Réinventer ?
Réinventer ?

Réinventer ?

[Dimanche 26 juin 2022] Je lis ce dimanche matin l’interview de Carole Delga dans « La Dépêche du Midi ». Une pleine page qui ressemble fort à une obligeante opération de sauvetage d’une camarade faisant eaux de toutes parts après s’être frottée, telle le Titanic, au solide iceberg de la Nupes (j’imagine que sur ce même passionnant sujet, une interview du président du conseil départemental de Haute-Garonne, Georges Méric, ne saurait tarder…). Dès le titre, donc, on ne peut qu’être frappé par cet appel à nous « réinventer ». D’abord parce qu’il nous revient aux oreilles depuis des semaines, comme une sirène de détresse, de journaux en radios et télés, lancé par des camarades en quête d’audience ou de soutien. Le mot frappe ensuite car — c’est ce qui le rend suspect — il est généralement prononcé avec des accents incantatoires, et sans que ceux qui l’emploient n’expliquent jamais vraiment le sens qu’ils y mettent.

Pourquoi donc, chaque fois que j’entends cette injonction à nous réinventer, me vient une trouble sensation de flottement hasardeux? Que signifie ce mot? Qu’est-ce que cela peut bien vouloir dire de s’inventer à nouveau? Comment fait-on cela exactement? Le verbe ne convoque pas d’image. L’invention est une chose qui n’existe pas avant que l’inventeur ne la fasse advenir. Quelque chose de nouveau, donc. Se réinventer impliquerait que nous fassions advenir une chose qui n’existe pas encore et dont, forcément, nous n’avons pas idée, ou alors un embryon d’idée, une intuition vague. Le mot nous dit en outre que nous avons déjà fait la chose une fois, et nous laisse entendre que nous pourrions donc la faire une deuxième fois. Mais faire quoi précisément, nommément? Personne ne le dit jamais. Nous devons nous réinventer. Point. Nous restons dans le flou, le brumeux. C’est dangereux la brume. Surtout quand on cherche son chemin parmi des forces en mouvement, souvent hostiles, parfois même cannibales…

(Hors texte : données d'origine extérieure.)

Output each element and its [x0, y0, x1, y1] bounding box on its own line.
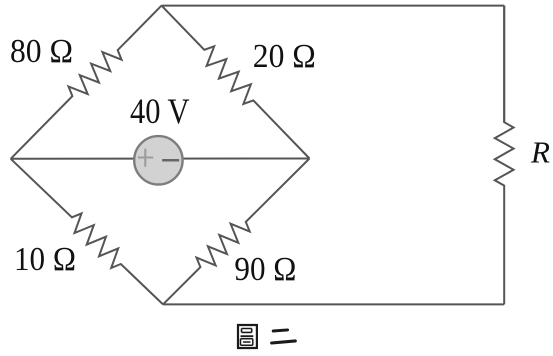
resistor 20 ohm (top-right bridge arm)	[162, 6, 310, 159]
wire: top node to right branch	[162, 5, 505, 7]
svg-text:80 Ω: 80 Ω	[10, 33, 73, 70]
resistor 90 ohm (bottom-right bridge arm)	[163, 159, 310, 305]
svg-text:20 Ω: 20 Ω	[253, 38, 316, 75]
resistor R (right branch)	[495, 6, 514, 305]
voltage source minus terminal	[162, 159, 179, 162]
svg-text:R: R	[530, 135, 550, 170]
svg-text:40 V: 40 V	[130, 91, 190, 131]
wire: bottom node to right branch	[163, 303, 504, 305]
voltage source plus terminal	[138, 149, 153, 167]
svg-text:10 Ω: 10 Ω	[14, 241, 76, 278]
caption: figure-two character tu (box glyph)	[237, 324, 258, 349]
svg-text:90 Ω: 90 Ω	[234, 251, 296, 288]
resistor 80 ohm (left-top bridge arm)	[11, 6, 162, 159]
caption: figure-two character er (two strokes)	[272, 330, 296, 343]
wire: middle branch left node to right node	[11, 158, 310, 160]
resistor 10 ohm (left-bottom bridge arm)	[11, 159, 163, 305]
wire: right branch upper segment	[503, 6, 505, 123]
voltage source 40V body	[134, 136, 182, 184]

La vérité c’est que « réinventer » est le mauvais mot. Et si c’est le mauvais mot, c’est que c’est aussi la mauvaise idée. Ceux qui nous y invitent le savent-ils? La vérité c’est que nous n’avons rien à inventer, et rien non plus à réinventer, parce que nous avons déjà tout : la grande idée, le grand projet, la culture et tous les outils qui vont avec. Non, décidément, le bon mot n’est pas « réinventer ». Le bon mot, s’il en fallait un, ce serait plutôt « réapprendre ». Nous devons apprendre à nouveau ce que c’est vraiment que le socialisme, ce qu’est son essence et son but. Nous devons apprendre à nouveau ce que nous savions déjà, et que nous avons mis sous le boisseau pour ramener notre idéal de transformation à un idéal d’adaptation. Nous devons réapprendre ce qu’avec cette idée, nous pouvons construire comme société plus humaine, plus fraternelle et plus juste. Nous devons renouer avec la grande utopie, celle qui n’est pas une chimère mais une ambition à réaliser. Et cela ne peut se faire qu’en revenant à nos bases, en nous arrachant à ce mouvement centripète mortifère furieusement accéléré par la Macronie. Le centre, l’hypercentre, c’est le point immobile. Nous, nous sommes le mouvement.

Quel est le plus petit dénominateur commun entre tous ceux qui se réclament d’une pensée de gauche? On pourrait parler du partage, du primat de l’intérêt général sur l’intérêt particulier, de l’égalité, de la justice, toutes choses qui ne sont pas le fait d’un ordre naturel des choses ni ne relèvent d’une divine immanence, mais qui sont le fait d’une conscience et d’une volonté très humaines. Les choses que nous devons faire sont finalement plutôt simples. Bien plus simples en tous cas que de s’atteler à la tâche improbable d’une réinvention dont on ne perçoit pas bien les ressorts ni les buts.